Adobe investit dans l’IA et l’apprentissage automatique depuis maintenant un moment, avec par exemple, le lancement, en 2016, de Sensei, son outil d’IA pour le marketing numérique. L’année dernière, la majorité des clients d’Adobe utilisaient Sensei pour accélérer et simplifier leur flux de travail. Le récent engouement dont l’IA générative est plus évident dans l’activité de création de contenu numérique d’Adobe. Si les fonctions avancées de retouche photo ont toujours fait partie des standards incontournables, la nouvelle fonction Firefly, permettant de générer des images à partir d’un texte, est-elle aussi en passe de devenir une fonctionnalité essentielle. Les priorités d’Adobe en matière d’expérience utilisateur orientent le débat sur l’ampleur et la rapidité de la monétisation de l’IA. Adobe se concentre actuellement sur l’augmentation du nombre d’utilisateurs et sur le développement de l’écosystème. Qu’il s’agisse d’aider à la génération d’idées ou de fournir davantage de contenus, l’IA aide les utilisateurs à accroître leur productivité et les pousse, en définitive, à recourir davantage aux solutions d’Adobe.
Alors que Microsoft et Adobe monétisent l’IA par le biais de logiciels et d’offres de services dématérialisés, avec des trajectoires de croissance régulières, le fabricant de puces Nvidia se concentre sur la fabrication de puces pour l’IA. Du fait de l’incertitude entourant le caractère durable et pérenne de sa technologie, il nous semble néanmoins difficile de déterminer la prévisibilité de ses revenus futurs. Si la croissance de Nvidia a été extraordinaire, elle s’est aussi montrée particulièrement volatile. Ainsi, d’autres sociétés offrent elles aussi une exposition au potentiel de croissance, mais avec un risque moindre. C’est notamment le cas de Synopsys, qui fournit des outils de conception et de vérification aux fabricants de semi-conducteurs, et qui nous semble offrir une plus grande prévisibilité.
En bref: privilégier des rendements financiers réalistes et mesurables.
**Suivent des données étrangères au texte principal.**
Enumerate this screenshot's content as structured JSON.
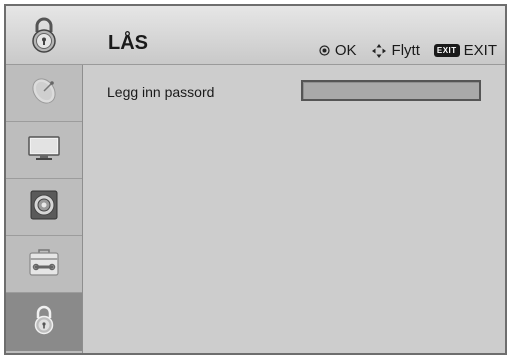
{
  "header": {
    "title": "LÅS",
    "icon": "lock-icon",
    "hints": [
      {
        "icon": "ok-circle-icon",
        "label": "OK"
      },
      {
        "icon": "move-arrows-icon",
        "label": "Flytt"
      },
      {
        "icon": "exit-key-icon",
        "badge": "EXIT",
        "label": "EXIT"
      }
    ]
  },
  "sidebar": {
    "items": [
      {
        "icon": "satellite-dish-icon",
        "active": false
      },
      {
        "icon": "tv-screen-icon",
        "active": false
      },
      {
        "icon": "speaker-icon",
        "active": false
      },
      {
        "icon": "toolbox-icon",
        "active": false
      },
      {
        "icon": "lock-icon",
        "active": true
      }
    ]
  },
  "main": {
    "password_label": "Legg inn passord",
    "password_value": ""
  },
  "colors": {
    "frame_bg": "#cdcdcd",
    "sidebar_bg": "#bdbdbd",
    "active_item": "#8a8a8a",
    "input_bg": "#a9a9a9"
  }
}
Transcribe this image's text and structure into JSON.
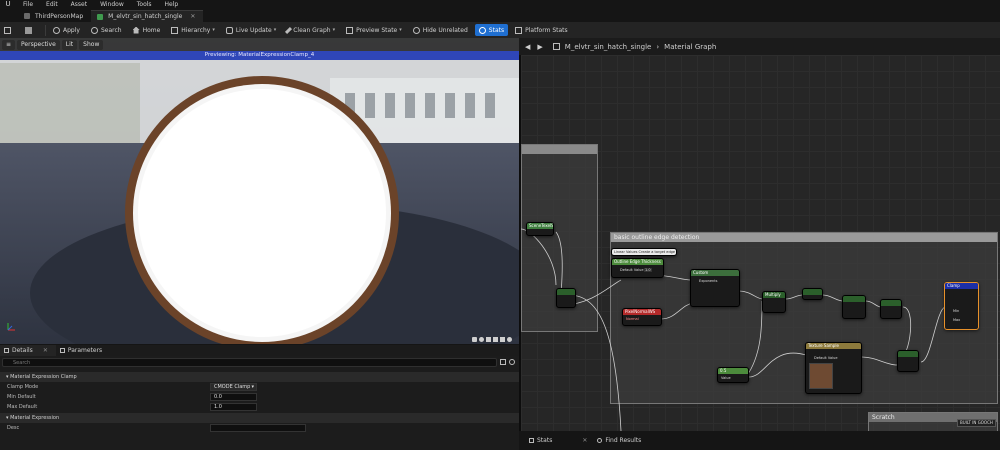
{
  "menu": {
    "items": [
      "File",
      "Edit",
      "Asset",
      "Window",
      "Tools",
      "Help"
    ]
  },
  "tabs": [
    {
      "label": "ThirdPersonMap",
      "color": "#6a6a6a"
    },
    {
      "label": "M_elvtr_sin_hatch_single",
      "color": "#3f9a4e"
    }
  ],
  "toolbar": {
    "apply": "Apply",
    "search": "Search",
    "home": "Home",
    "hierarchy": "Hierarchy",
    "live_update": "Live Update",
    "clean_graph": "Clean Graph",
    "preview_state": "Preview State",
    "hide_unrelated": "Hide Unrelated",
    "stats": "Stats",
    "platform_stats": "Platform Stats"
  },
  "viewport": {
    "perspective": "Perspective",
    "lit": "Lit",
    "show": "Show",
    "banner": "Previewing: MaterialExpressionClamp_4"
  },
  "details": {
    "tab_details": "Details",
    "tab_parameters": "Parameters",
    "search_placeholder": "Search",
    "section_clamp": "Material Expression Clamp",
    "clamp_mode_label": "Clamp Mode",
    "clamp_mode_value": "CMODE Clamp",
    "min_default_label": "Min Default",
    "min_default_value": "0.0",
    "max_default_label": "Max Default",
    "max_default_value": "1.0",
    "section_expression": "Material Expression",
    "desc_label": "Desc"
  },
  "graph": {
    "breadcrumb_asset": "M_elvtr_sin_hatch_single",
    "breadcrumb_view": "Material Graph",
    "comment_title": "basic outline edge detection",
    "bottom_comment": "Scratch",
    "built_badge": "BUILT IN GOOCH",
    "nodes": {
      "comment_note": "Linear Values Create a target edge",
      "scene_texel": "SceneTexelSize",
      "scalar_param": "Outline Edge Thickness",
      "default_value": "Default Value",
      "default_value_num": "1.0",
      "custom": "Custom",
      "exponent": "Exponents",
      "multiply1": "Multiply",
      "pixel_normal": "PixelNormalWS",
      "pixel_sub": "Normal",
      "clamp": "Clamp",
      "clamp_min": "Min",
      "clamp_max": "Max",
      "tex_sample": "Texture Sample",
      "tex_default": "Default Value",
      "const": "0.5",
      "value_label": "Value"
    }
  },
  "footer": {
    "stats": "Stats",
    "find_results": "Find Results"
  }
}
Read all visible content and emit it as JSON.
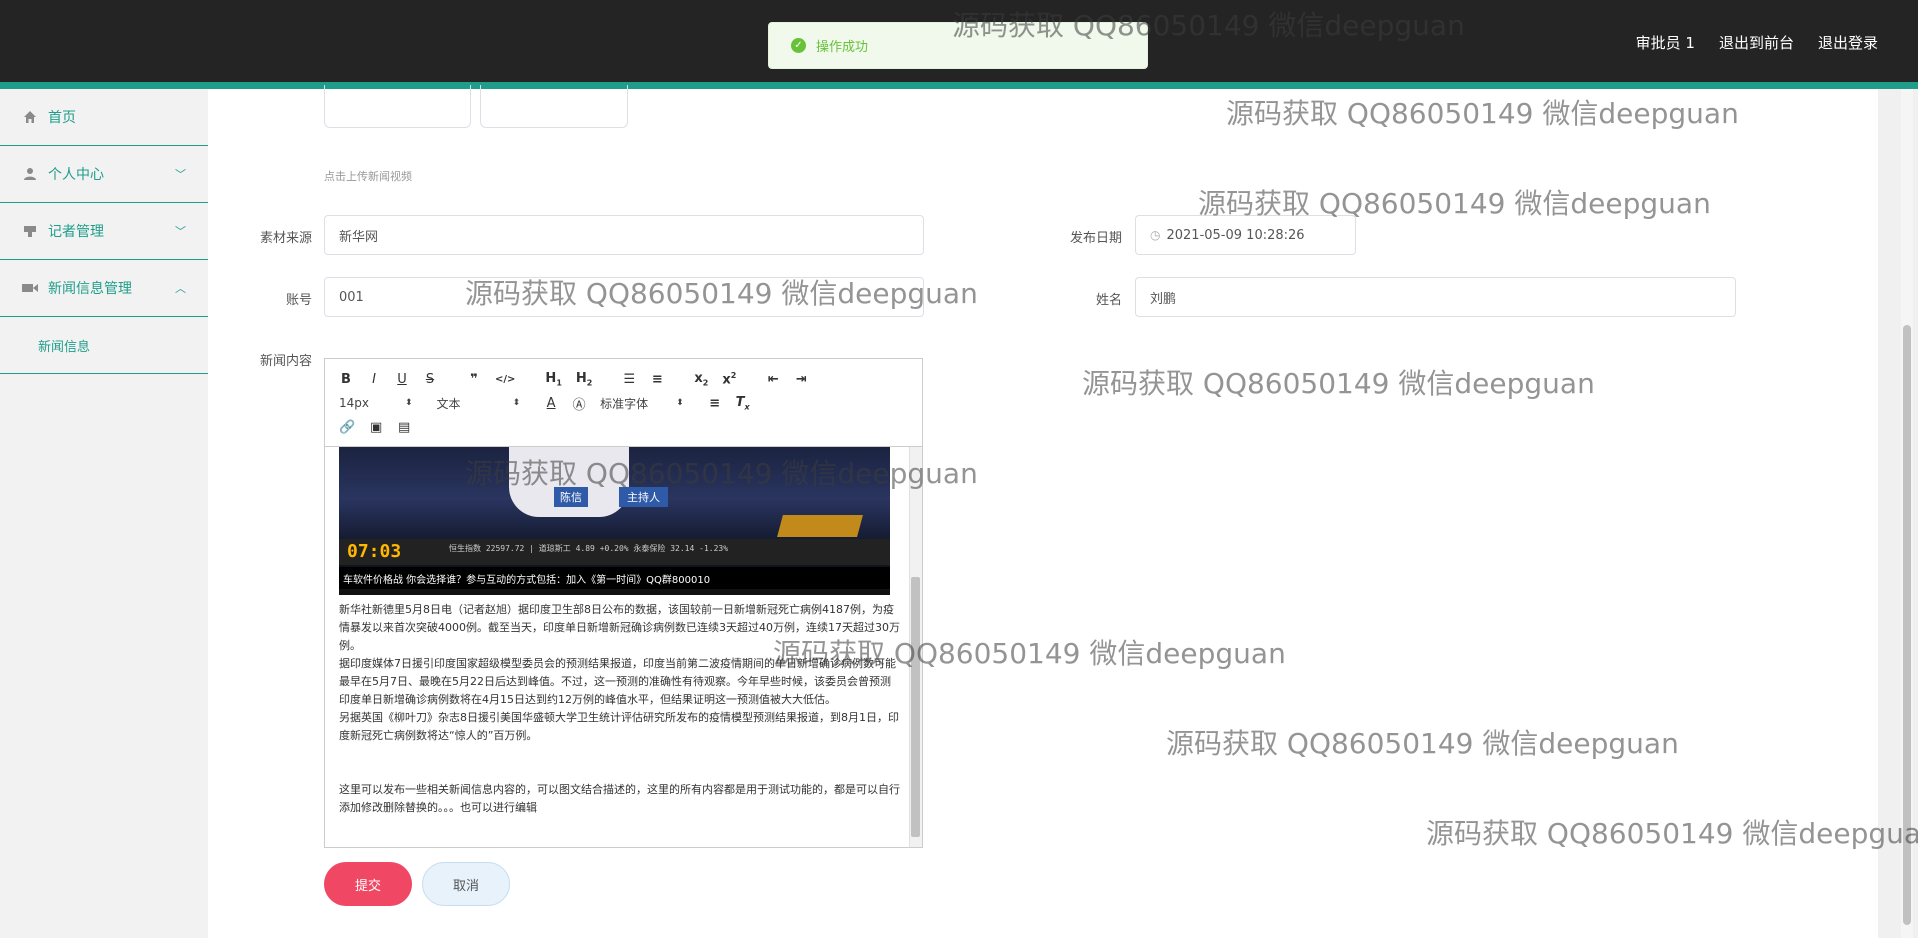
{
  "topnav": {
    "user": "审批员 1",
    "to_front": "退出到前台",
    "logout": "退出登录"
  },
  "toast": {
    "message": "操作成功",
    "icon": "check-circle-icon",
    "color": "#67c23a"
  },
  "sidebar": {
    "items": [
      {
        "label": "首页",
        "icon": "home-icon"
      },
      {
        "label": "个人中心",
        "icon": "user-icon"
      },
      {
        "label": "记者管理",
        "icon": "reporter-icon"
      },
      {
        "label": "新闻信息管理",
        "icon": "video-icon"
      }
    ],
    "sub_items": [
      {
        "label": "新闻信息"
      }
    ],
    "accent": "#1e9e8a"
  },
  "form": {
    "upload_hint": "点击上传新闻视频",
    "source_label": "素材来源",
    "source_value": "新华网",
    "date_label": "发布日期",
    "date_value": "2021-05-09 10:28:26",
    "account_label": "账号",
    "account_value": "001",
    "name_label": "姓名",
    "name_value": "刘鹏",
    "content_label": "新闻内容"
  },
  "editor": {
    "font_size": "14px",
    "block_type": "文本",
    "font_family": "标准字体",
    "video": {
      "name_tag": "陈信",
      "name_tag2": "主持人",
      "clock": "07:03",
      "ticker": "恒生指数 22597.72 | 道琼斯工 4.89 +0.20% 永泰保险 32.14 -1.23%",
      "bottom": "车软件价格战 你会选择谁？参与互动的方式包括：加入《第一时间》QQ群800010"
    },
    "paragraphs": [
      "新华社新德里5月8日电（记者赵旭）据印度卫生部8日公布的数据，该国较前一日新增新冠死亡病例4187例，为疫情暴发以来首次突破4000例。截至当天，印度单日新增新冠确诊病例数已连续3天超过40万例，连续17天超过30万例。",
      "据印度媒体7日援引印度国家超级模型委员会的预测结果报道，印度当前第二波疫情期间的单日新增确诊病例数可能最早在5月7日、最晚在5月22日后达到峰值。不过，这一预测的准确性有待观察。今年早些时候，该委员会曾预测印度单日新增确诊病例数将在4月15日达到约12万例的峰值水平，但结果证明这一预测值被大大低估。",
      "另据英国《柳叶刀》杂志8日援引美国华盛顿大学卫生统计评估研究所发布的疫情模型预测结果报道，到8月1日，印度新冠死亡病例数将达“惊人的”百万例。"
    ],
    "closing": "这里可以发布一些相关新闻信息内容的，可以图文结合描述的，这里的所有内容都是用于测试功能的，都是可以自行添加修改删除替换的。。。也可以进行编辑"
  },
  "buttons": {
    "submit": "提交",
    "cancel": "取消",
    "submit_color": "#f04864"
  },
  "watermark": "源码获取 QQ86050149 微信deepguan"
}
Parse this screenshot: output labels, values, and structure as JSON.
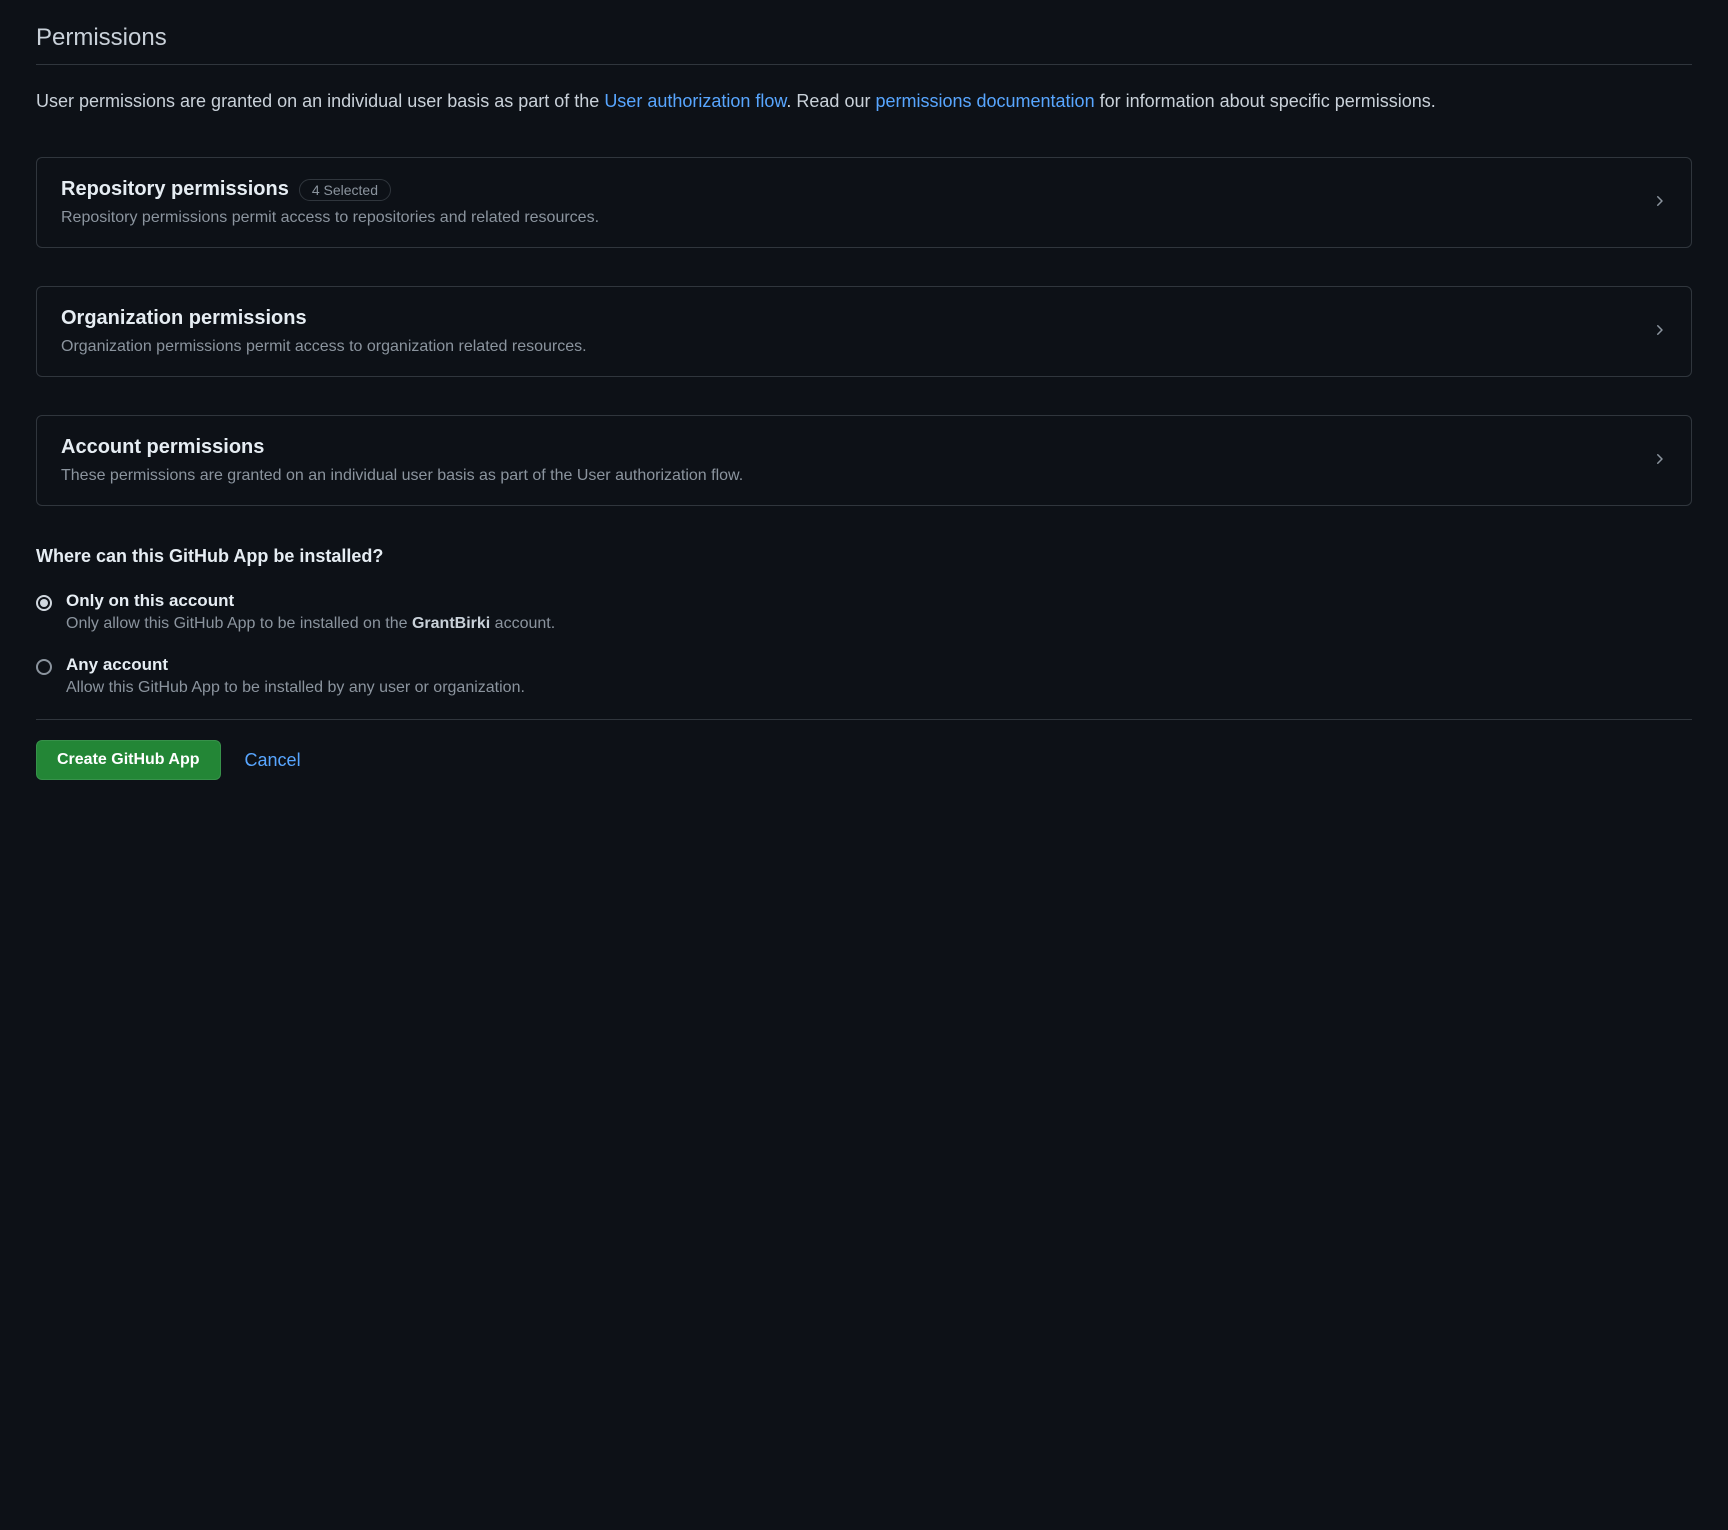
{
  "section_title": "Permissions",
  "description": {
    "text1": "User permissions are granted on an individual user basis as part of the ",
    "link1": "User authorization flow",
    "text2": ". Read our ",
    "link2": "permissions documentation",
    "text3": " for information about specific permissions."
  },
  "permissions": {
    "repository": {
      "title": "Repository permissions",
      "badge": "4 Selected",
      "desc": "Repository permissions permit access to repositories and related resources."
    },
    "organization": {
      "title": "Organization permissions",
      "desc": "Organization permissions permit access to organization related resources."
    },
    "account": {
      "title": "Account permissions",
      "desc": "These permissions are granted on an individual user basis as part of the User authorization flow."
    }
  },
  "install": {
    "heading": "Where can this GitHub App be installed?",
    "only": {
      "label": "Only on this account",
      "desc_prefix": "Only allow this GitHub App to be installed on the ",
      "account": "GrantBirki",
      "desc_suffix": " account."
    },
    "any": {
      "label": "Any account",
      "desc": "Allow this GitHub App to be installed by any user or organization."
    }
  },
  "footer": {
    "create": "Create GitHub App",
    "cancel": "Cancel"
  }
}
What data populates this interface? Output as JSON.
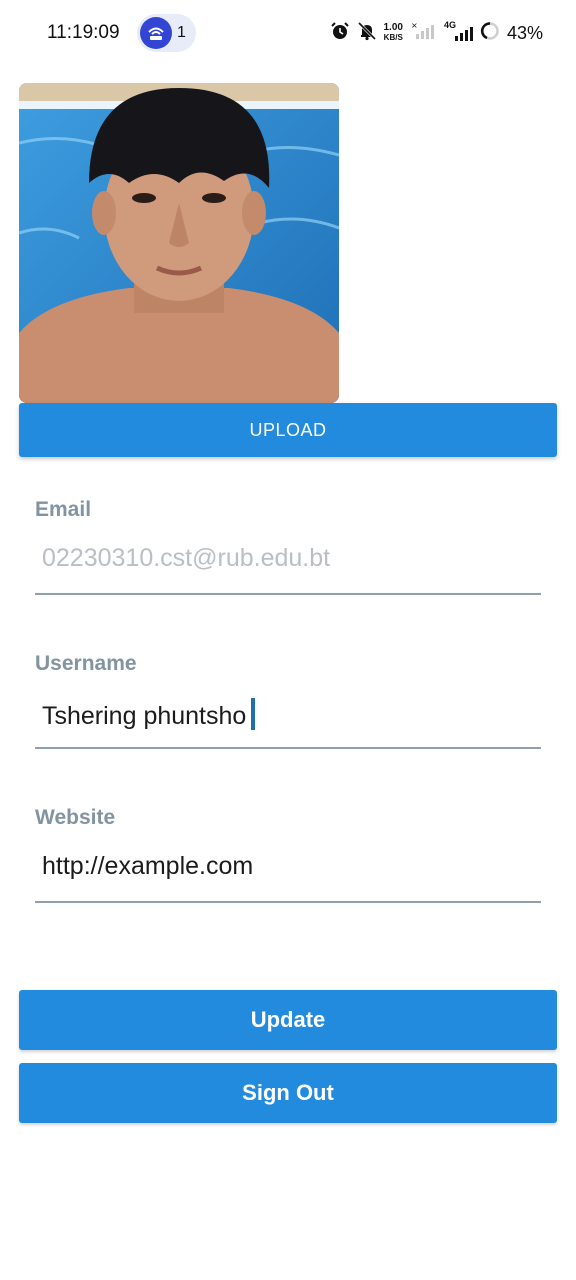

Lorsqu’il s’agit d’évaluer l’impact de l’IA générative, il convient de se concentrer sur les cas d’utilisation facilement réalisables plutôt que de rêver aux possibilités à long terme. L’engouement pour les sociétés susceptibles de bénéficier de l’IA générative doit s’accompagner d’une discipline stricte en matière de valorisation. L’augmentation des bénéfices liés à l’IA devrait se produire au cours des années à venir. Toutefois, l’impact éventuel que cela pourrait avoir sur le cours des actions dépendra de la capacité qu’auront les entreprises à utiliser l’IA pour accroître leurs bénéfices. En tant qu’investisseurs, nous privilégions les entreprises de d’avantage de prévisibilité et bien positionnées pour bénéficier de la croissance structurelle observée au sein de ce secteur, garantissant ainsi des rendements financiers plus réalistes et mesurables.